The current study is part of a broad effort to identify further markers that will sharpen the identification of patients’ HF and LV dysfunction who are most likely to respond well to CRT, Mullens commented.

But he cautioned not to lose sight of patients who aren’t getting CRT despite meeting current indications.

“Every randomized trial with regard to CRT that included patients with a wide QRS was absolutely positive with regard to all-cause mortality, heart failure hospitalizations, and remodeling,” he said.

“There is gross underutilization of CRT therapy in Europe and in the States and in Asia,” Mullens observed, and the number 1 reason for CRT nonresponse isn’t a narrow QRS duration but rather failure to receive a device.

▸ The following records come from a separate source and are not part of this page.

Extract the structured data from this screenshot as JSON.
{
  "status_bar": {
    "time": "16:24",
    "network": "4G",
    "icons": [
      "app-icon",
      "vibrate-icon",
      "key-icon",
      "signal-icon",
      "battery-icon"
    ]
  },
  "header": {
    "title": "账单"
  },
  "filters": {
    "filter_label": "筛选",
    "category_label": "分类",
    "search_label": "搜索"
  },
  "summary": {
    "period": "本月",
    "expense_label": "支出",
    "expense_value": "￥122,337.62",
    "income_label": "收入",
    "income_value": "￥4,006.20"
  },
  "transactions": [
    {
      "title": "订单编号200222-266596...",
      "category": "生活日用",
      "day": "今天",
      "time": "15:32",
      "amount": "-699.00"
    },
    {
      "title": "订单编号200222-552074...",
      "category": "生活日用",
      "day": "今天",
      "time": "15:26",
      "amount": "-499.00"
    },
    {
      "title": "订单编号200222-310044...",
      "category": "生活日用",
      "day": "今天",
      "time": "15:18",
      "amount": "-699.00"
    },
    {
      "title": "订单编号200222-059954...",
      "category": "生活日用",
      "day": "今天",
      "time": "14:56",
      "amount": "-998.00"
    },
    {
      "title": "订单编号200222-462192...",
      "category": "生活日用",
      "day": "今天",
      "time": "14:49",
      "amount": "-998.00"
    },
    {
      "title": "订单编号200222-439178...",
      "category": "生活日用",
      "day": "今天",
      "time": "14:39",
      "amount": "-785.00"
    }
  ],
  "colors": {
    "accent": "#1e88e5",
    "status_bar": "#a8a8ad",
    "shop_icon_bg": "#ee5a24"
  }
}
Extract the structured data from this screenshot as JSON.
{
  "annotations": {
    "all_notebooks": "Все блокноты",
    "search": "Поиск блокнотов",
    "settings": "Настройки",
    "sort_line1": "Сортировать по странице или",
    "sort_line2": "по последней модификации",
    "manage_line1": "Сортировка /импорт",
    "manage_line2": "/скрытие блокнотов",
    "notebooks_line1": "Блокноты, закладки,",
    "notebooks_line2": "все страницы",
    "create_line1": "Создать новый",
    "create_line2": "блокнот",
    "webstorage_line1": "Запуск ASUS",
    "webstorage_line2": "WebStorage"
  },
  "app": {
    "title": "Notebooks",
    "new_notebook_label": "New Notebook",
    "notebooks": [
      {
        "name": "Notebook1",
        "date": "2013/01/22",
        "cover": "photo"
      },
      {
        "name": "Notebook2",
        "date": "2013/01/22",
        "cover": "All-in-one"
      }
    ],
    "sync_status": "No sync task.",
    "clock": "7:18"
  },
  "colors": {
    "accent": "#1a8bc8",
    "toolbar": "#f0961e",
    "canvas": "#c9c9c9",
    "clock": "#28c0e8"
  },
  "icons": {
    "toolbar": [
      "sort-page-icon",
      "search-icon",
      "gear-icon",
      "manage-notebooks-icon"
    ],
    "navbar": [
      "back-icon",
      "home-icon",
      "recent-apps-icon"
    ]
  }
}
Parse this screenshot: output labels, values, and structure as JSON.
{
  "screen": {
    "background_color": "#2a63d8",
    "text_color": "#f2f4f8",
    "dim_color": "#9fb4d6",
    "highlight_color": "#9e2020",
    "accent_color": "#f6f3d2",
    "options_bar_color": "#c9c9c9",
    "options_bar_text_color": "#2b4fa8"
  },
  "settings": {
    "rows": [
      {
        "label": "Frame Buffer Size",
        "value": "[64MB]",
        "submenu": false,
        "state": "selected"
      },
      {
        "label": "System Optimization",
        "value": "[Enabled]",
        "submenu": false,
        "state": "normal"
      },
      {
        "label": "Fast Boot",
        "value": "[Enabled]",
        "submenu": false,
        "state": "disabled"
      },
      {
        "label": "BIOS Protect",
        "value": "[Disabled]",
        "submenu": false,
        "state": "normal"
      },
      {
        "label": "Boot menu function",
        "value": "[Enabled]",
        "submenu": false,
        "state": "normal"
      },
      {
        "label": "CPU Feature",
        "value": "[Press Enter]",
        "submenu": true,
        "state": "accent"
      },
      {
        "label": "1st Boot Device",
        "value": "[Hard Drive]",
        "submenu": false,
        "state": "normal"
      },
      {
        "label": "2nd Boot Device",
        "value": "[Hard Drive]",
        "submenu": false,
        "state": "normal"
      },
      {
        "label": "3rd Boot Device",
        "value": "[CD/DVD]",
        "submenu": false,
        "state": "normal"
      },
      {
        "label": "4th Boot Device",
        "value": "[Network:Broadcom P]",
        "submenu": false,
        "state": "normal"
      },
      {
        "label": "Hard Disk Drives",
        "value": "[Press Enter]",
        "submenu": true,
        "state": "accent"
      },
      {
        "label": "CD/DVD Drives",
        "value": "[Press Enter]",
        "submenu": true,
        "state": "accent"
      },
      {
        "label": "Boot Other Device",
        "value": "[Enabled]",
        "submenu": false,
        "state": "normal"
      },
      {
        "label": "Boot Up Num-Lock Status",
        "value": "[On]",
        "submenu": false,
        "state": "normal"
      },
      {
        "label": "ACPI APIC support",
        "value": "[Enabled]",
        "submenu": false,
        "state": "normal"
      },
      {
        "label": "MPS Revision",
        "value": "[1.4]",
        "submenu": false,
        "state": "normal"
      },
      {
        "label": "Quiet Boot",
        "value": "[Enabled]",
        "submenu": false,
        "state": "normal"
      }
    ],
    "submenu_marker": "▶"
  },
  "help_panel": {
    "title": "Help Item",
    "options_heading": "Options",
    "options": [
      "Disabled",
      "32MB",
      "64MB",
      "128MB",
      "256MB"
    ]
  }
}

EchoCRT was funded by Biotronik and GE Healthcare. Varma discloses receiving research grants from and consulting, receiving royalties, or being an owner of or stockholder for Biotronik. Mullens has recently disclosed that he has no relevant conflicts.

European Society of Cardiology Heart Failure (ESC-HF) 2018. Late breaking trial III – Innovative and device therapy. Presented May 28, 2018.